The majority of faculty never use licensed or library image databases. The institution should bring together image collections from different departments, museums and special collections into a single institutional collection, though it is a difficult and complex undertaking. Faculty have said “using digital images had revolutionized their teaching.” The complexity, difficulty and expense of deploying digital images and the transition, is a longer, more ongoing process than we have expected. It is more of an ongoing process than a transition.
They recommend:
· Develop and share tools and services to help faculty organize, catalog, and manage their personal digital collections, in a user-centered content model.
· Encourage and enhance the relationship between individual personal digital image collections and the evolving institutional collection.
· Publicize and direct users to especially good online image resources in any given subject area.
· Publicize and demonstrate locally-available digital image resources to faculty and, where possible, research faculty’s most pressing digital image needs in order to match them with available resources.
· Create institutional collections serving many departments
· Develop a plan with faculty to provide digital image services when closing analog slide collections
· Publicize new tools as they become available
Long-term Stewardship of Digital Data Sets in Science and Engineering. ARL Report of workshop held on September 2006.
This 160 page report examines the role of research and academic libraries in the stewardship of scientific and engineering digital data. The stewardship of digital data is fundamental to research. Because of the large challenge regarding digital data stewardship, responsibilities should include partnerships with institutions and disciplines. Universities have played a leadership role in the long-term preservation of knowledge through their libraries. “Stewardship of digital resources involves both preservation and curation. Preservation entails standards-based, active management practices that guide data throughout the research life cycle, as well as ensure the long-term usability of these digital resources. Curation involves ways of organizing, displaying, and repurposing preserved data.” There needs to be a close link between digital data archives and scholarly publications. Preservation occurs throughout the lifecycle or stages of data production.
Preservation consists of
· the management practices based on standards for the metadata and data throughout the research life cycle
· the long-term care for these digital products.

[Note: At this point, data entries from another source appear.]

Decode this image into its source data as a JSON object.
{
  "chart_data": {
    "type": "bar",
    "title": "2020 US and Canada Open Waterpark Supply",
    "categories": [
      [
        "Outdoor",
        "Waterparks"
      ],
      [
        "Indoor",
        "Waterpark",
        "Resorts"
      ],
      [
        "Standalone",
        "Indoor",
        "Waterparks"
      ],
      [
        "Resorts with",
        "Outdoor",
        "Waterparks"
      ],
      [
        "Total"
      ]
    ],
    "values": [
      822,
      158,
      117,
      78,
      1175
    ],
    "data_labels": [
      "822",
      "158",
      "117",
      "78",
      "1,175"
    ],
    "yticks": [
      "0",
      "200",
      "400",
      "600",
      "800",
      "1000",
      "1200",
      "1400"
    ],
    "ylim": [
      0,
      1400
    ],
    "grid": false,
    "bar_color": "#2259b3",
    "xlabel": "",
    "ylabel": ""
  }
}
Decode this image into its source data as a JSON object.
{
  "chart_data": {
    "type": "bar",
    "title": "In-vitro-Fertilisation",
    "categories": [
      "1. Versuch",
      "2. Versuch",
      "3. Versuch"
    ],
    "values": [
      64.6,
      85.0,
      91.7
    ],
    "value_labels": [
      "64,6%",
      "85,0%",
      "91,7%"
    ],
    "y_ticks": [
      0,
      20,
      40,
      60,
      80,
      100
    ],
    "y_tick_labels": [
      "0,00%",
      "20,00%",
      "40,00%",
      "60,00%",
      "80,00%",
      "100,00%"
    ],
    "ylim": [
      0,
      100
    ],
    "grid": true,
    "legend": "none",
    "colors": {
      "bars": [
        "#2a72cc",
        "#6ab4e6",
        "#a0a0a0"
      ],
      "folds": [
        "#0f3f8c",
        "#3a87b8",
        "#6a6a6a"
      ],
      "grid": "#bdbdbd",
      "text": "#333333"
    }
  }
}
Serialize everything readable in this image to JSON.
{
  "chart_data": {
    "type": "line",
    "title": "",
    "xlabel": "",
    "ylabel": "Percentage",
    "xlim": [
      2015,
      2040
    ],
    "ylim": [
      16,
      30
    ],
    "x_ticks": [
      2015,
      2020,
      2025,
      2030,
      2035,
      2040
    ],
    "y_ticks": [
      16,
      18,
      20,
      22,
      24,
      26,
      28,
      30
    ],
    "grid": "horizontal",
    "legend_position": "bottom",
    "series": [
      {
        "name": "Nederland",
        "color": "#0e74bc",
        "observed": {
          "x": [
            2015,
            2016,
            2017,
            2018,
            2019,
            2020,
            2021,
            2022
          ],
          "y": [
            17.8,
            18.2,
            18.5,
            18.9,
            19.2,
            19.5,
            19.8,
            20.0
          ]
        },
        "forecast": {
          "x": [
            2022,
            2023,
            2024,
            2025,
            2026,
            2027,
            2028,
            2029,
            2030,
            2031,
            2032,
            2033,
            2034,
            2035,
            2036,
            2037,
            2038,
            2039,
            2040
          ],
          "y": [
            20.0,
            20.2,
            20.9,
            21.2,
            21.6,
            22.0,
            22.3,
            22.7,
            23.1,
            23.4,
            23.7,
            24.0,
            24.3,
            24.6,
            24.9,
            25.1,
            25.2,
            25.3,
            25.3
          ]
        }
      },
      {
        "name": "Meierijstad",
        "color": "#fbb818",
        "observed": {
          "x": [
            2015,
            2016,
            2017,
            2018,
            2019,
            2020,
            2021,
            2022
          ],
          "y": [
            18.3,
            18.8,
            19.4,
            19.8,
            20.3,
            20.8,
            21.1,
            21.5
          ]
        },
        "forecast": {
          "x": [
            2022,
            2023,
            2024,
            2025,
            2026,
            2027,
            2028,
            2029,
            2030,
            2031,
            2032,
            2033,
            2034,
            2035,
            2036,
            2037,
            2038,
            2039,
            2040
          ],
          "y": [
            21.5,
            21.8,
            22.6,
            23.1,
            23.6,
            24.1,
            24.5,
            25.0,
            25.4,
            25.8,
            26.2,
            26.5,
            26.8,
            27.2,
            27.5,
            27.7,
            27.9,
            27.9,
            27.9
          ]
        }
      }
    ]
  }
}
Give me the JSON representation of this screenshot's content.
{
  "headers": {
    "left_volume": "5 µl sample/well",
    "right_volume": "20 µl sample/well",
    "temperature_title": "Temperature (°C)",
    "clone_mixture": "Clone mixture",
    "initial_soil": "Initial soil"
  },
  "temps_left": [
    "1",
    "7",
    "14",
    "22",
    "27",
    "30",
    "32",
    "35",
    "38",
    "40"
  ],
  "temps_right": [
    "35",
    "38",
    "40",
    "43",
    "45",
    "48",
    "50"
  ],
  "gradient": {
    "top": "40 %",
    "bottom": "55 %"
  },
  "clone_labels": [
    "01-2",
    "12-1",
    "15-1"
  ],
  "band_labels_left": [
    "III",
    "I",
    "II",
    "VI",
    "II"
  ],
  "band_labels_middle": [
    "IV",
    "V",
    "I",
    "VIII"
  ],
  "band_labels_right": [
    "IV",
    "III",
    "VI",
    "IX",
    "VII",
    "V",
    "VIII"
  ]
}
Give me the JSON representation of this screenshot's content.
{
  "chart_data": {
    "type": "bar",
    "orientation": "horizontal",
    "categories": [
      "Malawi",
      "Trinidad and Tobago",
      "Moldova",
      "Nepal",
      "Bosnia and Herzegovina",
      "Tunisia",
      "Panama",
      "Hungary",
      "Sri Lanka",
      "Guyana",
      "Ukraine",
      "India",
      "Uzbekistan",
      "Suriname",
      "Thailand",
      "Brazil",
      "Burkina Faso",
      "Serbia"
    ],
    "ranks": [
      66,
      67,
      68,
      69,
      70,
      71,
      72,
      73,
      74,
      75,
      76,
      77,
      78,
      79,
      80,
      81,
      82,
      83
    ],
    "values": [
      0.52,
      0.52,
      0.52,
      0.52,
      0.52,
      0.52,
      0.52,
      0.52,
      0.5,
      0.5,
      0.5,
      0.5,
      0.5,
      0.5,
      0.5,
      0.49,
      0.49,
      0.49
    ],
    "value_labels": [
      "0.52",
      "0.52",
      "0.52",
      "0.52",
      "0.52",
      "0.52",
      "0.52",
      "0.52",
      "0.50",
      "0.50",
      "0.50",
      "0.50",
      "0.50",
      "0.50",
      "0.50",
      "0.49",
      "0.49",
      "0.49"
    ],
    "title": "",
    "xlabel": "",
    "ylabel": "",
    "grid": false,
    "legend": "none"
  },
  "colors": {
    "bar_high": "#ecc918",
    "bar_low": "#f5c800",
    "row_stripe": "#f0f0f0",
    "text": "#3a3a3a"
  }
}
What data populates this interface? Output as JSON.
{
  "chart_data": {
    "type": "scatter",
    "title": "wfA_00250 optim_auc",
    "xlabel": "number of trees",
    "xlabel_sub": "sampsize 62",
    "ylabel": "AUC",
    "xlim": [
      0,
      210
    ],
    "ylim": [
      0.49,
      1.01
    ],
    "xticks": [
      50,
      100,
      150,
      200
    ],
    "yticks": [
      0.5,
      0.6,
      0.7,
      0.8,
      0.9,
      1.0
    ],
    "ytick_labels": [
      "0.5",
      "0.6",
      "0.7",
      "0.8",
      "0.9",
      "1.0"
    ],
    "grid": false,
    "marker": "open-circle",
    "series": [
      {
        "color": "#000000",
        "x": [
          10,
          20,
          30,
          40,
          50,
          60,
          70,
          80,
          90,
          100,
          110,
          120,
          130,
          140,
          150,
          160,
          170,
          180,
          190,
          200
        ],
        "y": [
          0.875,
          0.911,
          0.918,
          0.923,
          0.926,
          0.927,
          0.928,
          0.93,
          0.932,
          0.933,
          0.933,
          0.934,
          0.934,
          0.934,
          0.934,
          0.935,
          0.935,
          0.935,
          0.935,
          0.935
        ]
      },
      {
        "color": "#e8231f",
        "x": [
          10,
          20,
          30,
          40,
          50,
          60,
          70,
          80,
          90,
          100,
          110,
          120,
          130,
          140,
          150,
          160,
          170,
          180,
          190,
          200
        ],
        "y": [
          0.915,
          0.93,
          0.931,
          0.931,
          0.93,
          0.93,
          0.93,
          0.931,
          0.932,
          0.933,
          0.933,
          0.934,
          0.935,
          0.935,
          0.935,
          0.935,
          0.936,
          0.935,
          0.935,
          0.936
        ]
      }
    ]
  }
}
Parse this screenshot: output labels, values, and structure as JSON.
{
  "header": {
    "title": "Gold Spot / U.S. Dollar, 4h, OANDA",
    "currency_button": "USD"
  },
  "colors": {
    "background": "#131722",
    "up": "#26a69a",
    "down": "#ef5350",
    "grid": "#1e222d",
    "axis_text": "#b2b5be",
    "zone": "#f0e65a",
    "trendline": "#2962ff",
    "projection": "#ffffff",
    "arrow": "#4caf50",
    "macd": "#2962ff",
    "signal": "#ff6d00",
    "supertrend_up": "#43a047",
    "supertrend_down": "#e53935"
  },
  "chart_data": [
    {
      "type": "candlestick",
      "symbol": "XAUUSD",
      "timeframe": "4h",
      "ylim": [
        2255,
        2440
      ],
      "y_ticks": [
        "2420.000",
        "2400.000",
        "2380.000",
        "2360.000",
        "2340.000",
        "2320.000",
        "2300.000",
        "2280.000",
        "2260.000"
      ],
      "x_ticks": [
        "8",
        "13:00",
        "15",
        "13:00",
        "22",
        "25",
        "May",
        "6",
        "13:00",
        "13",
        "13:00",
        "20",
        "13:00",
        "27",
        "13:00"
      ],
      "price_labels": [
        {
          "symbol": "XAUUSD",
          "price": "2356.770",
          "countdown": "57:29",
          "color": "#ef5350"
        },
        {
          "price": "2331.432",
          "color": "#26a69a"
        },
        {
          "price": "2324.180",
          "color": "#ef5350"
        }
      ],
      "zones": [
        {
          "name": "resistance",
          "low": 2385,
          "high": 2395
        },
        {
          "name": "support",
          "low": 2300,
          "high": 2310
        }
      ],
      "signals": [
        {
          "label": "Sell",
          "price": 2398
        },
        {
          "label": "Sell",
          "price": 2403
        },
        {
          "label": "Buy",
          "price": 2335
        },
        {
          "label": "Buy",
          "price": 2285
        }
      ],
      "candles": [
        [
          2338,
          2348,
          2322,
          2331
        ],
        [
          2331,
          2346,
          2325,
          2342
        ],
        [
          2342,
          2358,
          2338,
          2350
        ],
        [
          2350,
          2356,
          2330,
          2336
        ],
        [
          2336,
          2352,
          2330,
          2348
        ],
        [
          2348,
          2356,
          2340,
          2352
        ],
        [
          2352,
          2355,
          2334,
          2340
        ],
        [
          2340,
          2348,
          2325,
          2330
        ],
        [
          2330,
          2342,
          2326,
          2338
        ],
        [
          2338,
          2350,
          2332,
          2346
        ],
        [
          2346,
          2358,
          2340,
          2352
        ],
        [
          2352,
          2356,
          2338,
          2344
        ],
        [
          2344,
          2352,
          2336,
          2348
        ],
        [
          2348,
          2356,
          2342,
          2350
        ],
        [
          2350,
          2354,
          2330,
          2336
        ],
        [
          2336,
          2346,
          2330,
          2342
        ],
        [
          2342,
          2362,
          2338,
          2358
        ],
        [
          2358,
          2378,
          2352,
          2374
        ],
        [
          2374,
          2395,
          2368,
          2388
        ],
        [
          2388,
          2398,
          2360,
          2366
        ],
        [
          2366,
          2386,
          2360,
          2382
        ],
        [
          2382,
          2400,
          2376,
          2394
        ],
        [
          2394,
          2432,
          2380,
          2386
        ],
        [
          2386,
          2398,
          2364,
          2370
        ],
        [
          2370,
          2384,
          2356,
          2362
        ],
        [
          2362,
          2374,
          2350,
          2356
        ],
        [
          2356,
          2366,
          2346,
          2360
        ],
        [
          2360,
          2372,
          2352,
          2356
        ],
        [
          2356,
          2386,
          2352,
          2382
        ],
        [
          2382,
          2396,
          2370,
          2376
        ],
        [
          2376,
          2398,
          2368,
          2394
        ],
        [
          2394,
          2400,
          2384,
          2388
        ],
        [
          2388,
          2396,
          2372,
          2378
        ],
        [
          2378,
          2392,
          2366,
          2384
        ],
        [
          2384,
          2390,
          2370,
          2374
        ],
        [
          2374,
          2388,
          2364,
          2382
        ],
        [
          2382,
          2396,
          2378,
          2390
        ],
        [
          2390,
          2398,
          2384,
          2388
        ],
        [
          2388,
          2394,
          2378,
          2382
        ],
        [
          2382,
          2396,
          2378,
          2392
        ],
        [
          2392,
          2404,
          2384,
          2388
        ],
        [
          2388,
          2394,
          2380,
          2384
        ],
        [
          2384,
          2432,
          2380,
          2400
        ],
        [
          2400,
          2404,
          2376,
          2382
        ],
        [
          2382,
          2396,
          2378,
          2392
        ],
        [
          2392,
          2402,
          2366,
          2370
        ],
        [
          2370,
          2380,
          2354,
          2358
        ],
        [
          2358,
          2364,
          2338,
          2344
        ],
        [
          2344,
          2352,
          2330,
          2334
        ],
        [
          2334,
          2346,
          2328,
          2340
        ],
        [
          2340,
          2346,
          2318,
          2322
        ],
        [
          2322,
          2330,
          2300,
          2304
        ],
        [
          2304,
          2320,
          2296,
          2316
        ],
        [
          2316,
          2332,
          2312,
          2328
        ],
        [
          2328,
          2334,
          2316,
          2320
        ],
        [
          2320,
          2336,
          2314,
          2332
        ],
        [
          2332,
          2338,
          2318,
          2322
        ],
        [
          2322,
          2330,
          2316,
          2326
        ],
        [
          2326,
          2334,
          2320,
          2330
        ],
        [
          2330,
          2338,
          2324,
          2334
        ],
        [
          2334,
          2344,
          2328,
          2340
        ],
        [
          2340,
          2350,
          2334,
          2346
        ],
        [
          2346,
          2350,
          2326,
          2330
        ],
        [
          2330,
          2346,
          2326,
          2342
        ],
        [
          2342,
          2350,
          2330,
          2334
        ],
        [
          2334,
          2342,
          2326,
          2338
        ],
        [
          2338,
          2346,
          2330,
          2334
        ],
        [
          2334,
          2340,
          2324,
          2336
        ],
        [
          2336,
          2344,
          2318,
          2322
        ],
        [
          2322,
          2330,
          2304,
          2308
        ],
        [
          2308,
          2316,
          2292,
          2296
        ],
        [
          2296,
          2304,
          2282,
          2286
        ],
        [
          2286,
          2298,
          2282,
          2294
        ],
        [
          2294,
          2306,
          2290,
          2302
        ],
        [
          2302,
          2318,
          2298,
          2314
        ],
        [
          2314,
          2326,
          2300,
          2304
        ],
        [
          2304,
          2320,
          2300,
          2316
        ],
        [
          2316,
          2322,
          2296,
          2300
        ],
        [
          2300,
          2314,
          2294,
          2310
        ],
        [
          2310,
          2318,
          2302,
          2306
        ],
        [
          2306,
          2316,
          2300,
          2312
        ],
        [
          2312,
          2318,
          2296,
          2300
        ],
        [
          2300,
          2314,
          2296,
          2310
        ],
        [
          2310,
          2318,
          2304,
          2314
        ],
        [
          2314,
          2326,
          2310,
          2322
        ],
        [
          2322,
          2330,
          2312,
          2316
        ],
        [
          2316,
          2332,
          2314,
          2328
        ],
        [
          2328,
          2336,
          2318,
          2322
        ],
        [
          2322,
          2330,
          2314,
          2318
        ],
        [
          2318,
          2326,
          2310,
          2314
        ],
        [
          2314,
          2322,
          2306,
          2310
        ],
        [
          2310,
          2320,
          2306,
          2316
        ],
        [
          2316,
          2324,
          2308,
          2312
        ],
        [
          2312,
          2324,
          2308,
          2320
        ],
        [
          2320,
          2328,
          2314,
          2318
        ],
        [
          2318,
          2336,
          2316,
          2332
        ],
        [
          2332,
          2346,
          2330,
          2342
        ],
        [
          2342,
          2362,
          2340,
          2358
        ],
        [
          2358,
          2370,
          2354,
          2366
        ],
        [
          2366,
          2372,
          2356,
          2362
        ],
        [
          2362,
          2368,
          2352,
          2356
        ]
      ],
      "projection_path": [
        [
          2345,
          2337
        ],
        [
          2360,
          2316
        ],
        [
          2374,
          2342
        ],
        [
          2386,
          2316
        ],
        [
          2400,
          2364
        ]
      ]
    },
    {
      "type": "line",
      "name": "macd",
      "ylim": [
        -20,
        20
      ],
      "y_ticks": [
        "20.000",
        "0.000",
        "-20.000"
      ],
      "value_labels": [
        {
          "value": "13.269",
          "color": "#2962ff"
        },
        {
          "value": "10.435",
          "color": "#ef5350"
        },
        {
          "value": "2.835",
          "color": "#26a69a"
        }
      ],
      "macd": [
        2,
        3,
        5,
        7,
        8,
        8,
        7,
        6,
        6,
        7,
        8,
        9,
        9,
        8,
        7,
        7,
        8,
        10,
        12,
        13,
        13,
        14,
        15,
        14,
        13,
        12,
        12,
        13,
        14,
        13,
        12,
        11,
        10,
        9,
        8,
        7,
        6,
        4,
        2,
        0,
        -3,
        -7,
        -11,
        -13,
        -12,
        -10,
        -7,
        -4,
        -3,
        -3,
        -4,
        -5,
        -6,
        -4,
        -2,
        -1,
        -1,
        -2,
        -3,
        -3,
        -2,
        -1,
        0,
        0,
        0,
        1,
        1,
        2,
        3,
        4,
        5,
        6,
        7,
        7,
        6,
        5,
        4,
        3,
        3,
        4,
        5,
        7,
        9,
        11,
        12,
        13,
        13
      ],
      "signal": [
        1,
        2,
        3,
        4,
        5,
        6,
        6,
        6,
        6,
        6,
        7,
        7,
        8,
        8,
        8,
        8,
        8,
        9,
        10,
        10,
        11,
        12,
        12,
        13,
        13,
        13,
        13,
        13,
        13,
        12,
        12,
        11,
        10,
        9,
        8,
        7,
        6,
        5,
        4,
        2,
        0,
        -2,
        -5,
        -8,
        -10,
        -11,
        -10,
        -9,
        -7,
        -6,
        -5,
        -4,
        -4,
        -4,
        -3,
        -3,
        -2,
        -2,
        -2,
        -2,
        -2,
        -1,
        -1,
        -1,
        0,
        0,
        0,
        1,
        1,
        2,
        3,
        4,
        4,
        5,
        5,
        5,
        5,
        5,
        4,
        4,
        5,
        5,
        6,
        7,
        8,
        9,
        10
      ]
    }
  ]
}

· the standards-based output of metadata and data for their long-term care, access, migration and refreshment.
Preservation of digital data has forced a re-examination within the library/archives community of existing assumptions about responsibility, use, oversight,
and cost. Long-term preservation and curation are understood as preserving and reading bits, but also as a system that requires cooperation across many organizations and stakeholders in a sustainable model. Preservation is both an organizational and a technical challenge. The OAIS model is a useful mechanism for preservation.
Data preservation has distinctive requirements for
· Resources: storage, systems, maintenance, services
· Continuity: migrate without interruption
· Metrics of success: no serious loss of data
· Funding: address long-term commitment
In building a preservation model, some research topics include: prototyping different types of technical architectures; specifying ingest systems at different scales; deploying data models across organizations; and creating tools for automatic metadata harvesting.
Academic libraries need to expand their work to include storage, preservation, and curation of digital scientific and engineering data. This requires evaluating where in the research process chain the preservation activities should occur, who should do them, and how they should be accomplished. In discussing models for economical sustainability of such activities: one model was “The Mormon Church, which combines tithing, user fees, and sales.” Multiple strategies will be required to meet the different circumstances that exist. Repository experiments should address key issues such as transition between media/formats/institutions, self-sustainability, and exit strategy.
Some recommendations include:
· Involve experts in developing economic models for sustainable data preservation
· Set up multiple repositories and treat them as experiments.
· Develop tools for automated services and standards to manipulate data easily
“Digital information is fragile and we do not have the luxury of letting time take its course.” There needs to be sustainable framework for long-term stewardship of digital data. “We don’t get anywhere if we don’t start somewhere.”